Wave height and path spied from space
A new study from the Australian National University will improve the models and maps of ocean currents, wave heights and tides, plotting the incredibly long process that ends with waves crashing on the shore.
Research led by ANU Vice-Chancellor Professor Ian Young will allow oceanographers and meteorologists to better predict the rate at which ocean swells decay, or deteriorate, as they travel across the globe.
“Ocean cargo shipping, offshore oil and gas production, and even recreational activities such as surfing, are all dependent on wave action,” says Professor Young.
“It is therefore critical that we are able to predict swell.”
It is estimated that 75 per cent of waves across the world are not actually generated by local winds. Instead, they are driven by distant storms which generate swells.
“Imagine you drop a rock in a pond. Waves radiate out from the rock. You don’t need anything to push the waves. Once generated, they propagate by themselves.
“So, for most of the Indian, Pacific and South Atlantic oceans, it is actually the weather in the Southern Ocean thousands of kilometres away that dominates the wave conditions,” explains Professor Young.
“The Southern Ocean is dominated by big low pressure systems that move across it year round. These systems generate waves that then grow and can travel tens of thousands of kilometres from where they were actually formed, to crash on a beach in Australia.”
The researchers used satellites to track swells generated in the Southern Ocean, measuring the rate of decay as they travelled north towards Australia. They found that the decay of the swell depends on how steep the wave is.
“Steep waves decay very quickly. However, typical swell is not very steep and can travel across oceanic basins with only a relatively small loss of energy,” Prof Young said
“What we were able to do is track the swell from the satellite as it moved from the south to the north, some 1400 kilometres. We only chose cases where there was no wind so that we could be confident that all we were measuring was the swell decay.

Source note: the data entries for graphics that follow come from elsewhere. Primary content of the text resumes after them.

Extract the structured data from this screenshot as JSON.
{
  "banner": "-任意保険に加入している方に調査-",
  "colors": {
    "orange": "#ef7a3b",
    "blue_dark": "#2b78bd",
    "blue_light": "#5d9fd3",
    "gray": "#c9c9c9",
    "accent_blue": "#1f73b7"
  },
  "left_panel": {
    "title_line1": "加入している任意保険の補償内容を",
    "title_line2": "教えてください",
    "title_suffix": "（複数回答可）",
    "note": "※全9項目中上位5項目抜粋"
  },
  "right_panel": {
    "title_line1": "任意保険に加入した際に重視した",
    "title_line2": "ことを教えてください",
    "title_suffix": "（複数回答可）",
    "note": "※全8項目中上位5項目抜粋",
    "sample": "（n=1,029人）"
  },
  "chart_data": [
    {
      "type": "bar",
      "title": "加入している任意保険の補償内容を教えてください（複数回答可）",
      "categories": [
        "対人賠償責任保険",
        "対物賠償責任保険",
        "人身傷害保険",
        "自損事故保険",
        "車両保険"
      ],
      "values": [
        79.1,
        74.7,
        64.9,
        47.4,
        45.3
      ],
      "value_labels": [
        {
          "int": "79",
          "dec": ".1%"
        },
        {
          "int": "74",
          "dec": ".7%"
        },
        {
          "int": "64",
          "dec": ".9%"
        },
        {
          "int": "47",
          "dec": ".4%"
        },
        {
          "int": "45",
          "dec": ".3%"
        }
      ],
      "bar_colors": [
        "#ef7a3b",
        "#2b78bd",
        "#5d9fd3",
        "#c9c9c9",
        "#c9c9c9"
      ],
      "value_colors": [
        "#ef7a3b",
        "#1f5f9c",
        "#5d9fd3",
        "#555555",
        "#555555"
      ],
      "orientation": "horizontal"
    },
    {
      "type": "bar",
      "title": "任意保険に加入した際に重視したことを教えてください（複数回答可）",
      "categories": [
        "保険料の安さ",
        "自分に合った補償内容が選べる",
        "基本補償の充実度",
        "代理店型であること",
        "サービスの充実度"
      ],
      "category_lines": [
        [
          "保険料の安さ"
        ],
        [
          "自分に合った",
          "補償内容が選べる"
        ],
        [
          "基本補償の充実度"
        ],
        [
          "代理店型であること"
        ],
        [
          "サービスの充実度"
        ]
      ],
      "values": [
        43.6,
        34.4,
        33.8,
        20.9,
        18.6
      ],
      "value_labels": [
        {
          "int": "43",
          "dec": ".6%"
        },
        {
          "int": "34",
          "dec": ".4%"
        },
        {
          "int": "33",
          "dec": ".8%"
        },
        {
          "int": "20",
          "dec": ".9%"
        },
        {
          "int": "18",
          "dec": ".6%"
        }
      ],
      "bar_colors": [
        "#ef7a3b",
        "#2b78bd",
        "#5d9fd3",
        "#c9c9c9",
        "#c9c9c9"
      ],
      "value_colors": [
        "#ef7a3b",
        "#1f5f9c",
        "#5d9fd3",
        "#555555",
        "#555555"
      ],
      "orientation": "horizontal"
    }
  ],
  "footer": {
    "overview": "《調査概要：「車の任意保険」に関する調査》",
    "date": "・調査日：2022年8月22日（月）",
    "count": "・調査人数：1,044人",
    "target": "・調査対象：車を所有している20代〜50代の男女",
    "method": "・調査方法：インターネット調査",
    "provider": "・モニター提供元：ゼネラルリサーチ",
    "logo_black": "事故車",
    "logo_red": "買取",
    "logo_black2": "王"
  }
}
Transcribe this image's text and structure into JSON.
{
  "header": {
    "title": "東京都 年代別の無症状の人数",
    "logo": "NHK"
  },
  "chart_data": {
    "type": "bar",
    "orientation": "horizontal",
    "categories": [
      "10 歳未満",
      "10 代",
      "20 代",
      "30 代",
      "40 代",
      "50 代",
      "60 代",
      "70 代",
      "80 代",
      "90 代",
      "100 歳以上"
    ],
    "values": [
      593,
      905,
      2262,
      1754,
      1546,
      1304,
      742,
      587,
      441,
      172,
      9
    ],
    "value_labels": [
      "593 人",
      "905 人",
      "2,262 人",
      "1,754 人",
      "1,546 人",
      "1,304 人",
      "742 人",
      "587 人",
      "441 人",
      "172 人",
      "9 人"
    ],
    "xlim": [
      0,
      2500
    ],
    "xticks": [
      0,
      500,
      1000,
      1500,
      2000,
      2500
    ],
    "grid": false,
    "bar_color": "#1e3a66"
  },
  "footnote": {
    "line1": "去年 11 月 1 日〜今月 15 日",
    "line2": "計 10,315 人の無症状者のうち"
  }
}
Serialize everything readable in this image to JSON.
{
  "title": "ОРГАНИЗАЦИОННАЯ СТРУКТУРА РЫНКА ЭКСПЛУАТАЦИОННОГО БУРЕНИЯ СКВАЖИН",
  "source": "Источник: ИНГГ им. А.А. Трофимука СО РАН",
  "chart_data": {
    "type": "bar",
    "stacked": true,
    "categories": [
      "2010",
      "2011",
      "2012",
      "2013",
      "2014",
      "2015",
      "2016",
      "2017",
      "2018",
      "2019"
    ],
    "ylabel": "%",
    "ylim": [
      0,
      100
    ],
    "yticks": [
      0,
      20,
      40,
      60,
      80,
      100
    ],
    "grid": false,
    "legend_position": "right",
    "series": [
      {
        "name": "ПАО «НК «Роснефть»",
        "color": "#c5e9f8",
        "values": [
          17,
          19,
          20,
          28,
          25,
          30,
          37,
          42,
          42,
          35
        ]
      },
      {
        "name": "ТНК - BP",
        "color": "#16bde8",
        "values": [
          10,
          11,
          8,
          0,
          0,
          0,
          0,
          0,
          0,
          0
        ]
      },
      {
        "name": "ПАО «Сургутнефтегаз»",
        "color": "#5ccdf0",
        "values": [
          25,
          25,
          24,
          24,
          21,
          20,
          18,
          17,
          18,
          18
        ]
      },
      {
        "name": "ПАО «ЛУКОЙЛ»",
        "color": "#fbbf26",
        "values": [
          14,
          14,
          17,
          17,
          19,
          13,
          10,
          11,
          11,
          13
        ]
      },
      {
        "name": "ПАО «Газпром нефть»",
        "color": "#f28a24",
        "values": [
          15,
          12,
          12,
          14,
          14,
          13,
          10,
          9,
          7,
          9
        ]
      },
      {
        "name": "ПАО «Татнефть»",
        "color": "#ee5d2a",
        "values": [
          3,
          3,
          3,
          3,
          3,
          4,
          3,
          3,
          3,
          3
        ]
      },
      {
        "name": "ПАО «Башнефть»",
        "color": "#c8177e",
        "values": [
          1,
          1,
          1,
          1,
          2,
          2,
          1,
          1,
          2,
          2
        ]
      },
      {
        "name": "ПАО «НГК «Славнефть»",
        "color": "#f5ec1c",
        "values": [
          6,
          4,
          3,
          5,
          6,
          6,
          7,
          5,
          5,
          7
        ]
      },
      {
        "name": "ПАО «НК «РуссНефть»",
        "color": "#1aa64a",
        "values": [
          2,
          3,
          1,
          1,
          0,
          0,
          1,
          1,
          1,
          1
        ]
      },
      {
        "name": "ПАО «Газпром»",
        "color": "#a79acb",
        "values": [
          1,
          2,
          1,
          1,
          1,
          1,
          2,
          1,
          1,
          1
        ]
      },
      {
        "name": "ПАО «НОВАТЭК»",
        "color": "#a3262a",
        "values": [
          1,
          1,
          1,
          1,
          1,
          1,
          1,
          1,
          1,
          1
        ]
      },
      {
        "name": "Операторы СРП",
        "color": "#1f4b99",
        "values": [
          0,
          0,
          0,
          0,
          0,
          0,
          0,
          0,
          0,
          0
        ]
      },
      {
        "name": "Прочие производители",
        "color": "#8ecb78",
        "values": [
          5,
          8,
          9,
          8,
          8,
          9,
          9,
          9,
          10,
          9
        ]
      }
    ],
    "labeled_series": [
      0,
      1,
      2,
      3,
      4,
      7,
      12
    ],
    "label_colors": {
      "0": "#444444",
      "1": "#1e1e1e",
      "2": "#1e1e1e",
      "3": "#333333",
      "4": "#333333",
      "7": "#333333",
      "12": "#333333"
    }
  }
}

“We can take these results and put them into a mathematical formula that can be put straight into computer models used by national weather bureaus.
“This will increase our ability to better predict wave action. As 70 per cent of the world’s oceans are dominated by swell, it’s extremely important to be able to predict them accurately.”
Full details from the report are available from the Journal of Physical Oceanography.